Il faut absolument que le droit et les résolutions internationales soient appliquées partout dans le monde sans exception. Il faut éviter que le non respect des règles par certains États ne serve aux intégristes de tout bord et en particulier de Daech. Œuvrons pour la Paix
J’approuve la pensée de Salman El Herfi. Les Israéliens font subir au peuple palestinien ce qu’on leur a fait subir avant. La haine ne mène nulle part.
Plutôt d’accord. Voilà des années que j’essaie de convaincre que le conflit israelo-palestinien est la source de beaucoup de nos maux. Et comment ne pas souffrir avec ce peuple lorsque l’on voit le dénuement dans lequel les habitants sont, les tragédies vécues ar les familles !

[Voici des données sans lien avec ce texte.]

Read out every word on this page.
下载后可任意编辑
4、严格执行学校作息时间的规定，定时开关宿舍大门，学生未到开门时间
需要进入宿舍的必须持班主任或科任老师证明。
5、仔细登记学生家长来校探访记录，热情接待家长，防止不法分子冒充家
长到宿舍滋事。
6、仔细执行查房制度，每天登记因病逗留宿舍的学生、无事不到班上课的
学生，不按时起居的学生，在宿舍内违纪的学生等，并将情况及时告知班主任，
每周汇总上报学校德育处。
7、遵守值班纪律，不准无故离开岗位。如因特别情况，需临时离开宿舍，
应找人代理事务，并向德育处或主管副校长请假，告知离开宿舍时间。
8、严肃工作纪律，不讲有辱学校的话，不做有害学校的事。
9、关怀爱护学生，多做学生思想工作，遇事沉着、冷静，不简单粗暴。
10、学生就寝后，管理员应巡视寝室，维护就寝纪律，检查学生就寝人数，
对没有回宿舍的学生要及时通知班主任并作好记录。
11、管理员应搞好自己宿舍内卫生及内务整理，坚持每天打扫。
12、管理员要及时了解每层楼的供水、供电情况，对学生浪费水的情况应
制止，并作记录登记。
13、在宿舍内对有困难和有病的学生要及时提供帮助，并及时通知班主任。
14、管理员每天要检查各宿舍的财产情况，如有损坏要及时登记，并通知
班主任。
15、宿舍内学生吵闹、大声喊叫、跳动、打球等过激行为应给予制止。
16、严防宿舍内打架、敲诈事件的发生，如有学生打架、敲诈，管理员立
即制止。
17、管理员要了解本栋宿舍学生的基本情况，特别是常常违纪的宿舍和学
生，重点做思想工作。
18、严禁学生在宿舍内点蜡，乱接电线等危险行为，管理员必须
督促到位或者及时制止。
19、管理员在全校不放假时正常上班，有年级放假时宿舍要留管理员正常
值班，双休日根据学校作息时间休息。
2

Daniel Shek, un ancien ambassadeur d’Israël en France, a participé récemment à une réunion publique à laquelle j’ai assisté. Shek s’est exprimé sur l’occupation des territoires d’une manière originale. Il présente comme suit l’attente de sécurité à laquelle la population israélienne est attachée, à juste titre, et que je comprends très bien. Shek distingue:
-la microsécurité, qui est la possibilité de prendre un autobus sans craindre la présence dans celui-ci d’un terroriste kamikaze
-la macrosécurité, qui assure l’existence de l’état d’Israël à l’échelle de plusieurs générations.
Combien d’israéliens font ils cette distinction ? Mais la colonisation des territoires de cisjordanie ne contribue pas de manière évidente à la microsécurité alors qu’elle constitue certainement un obstacle à la macrosécurité.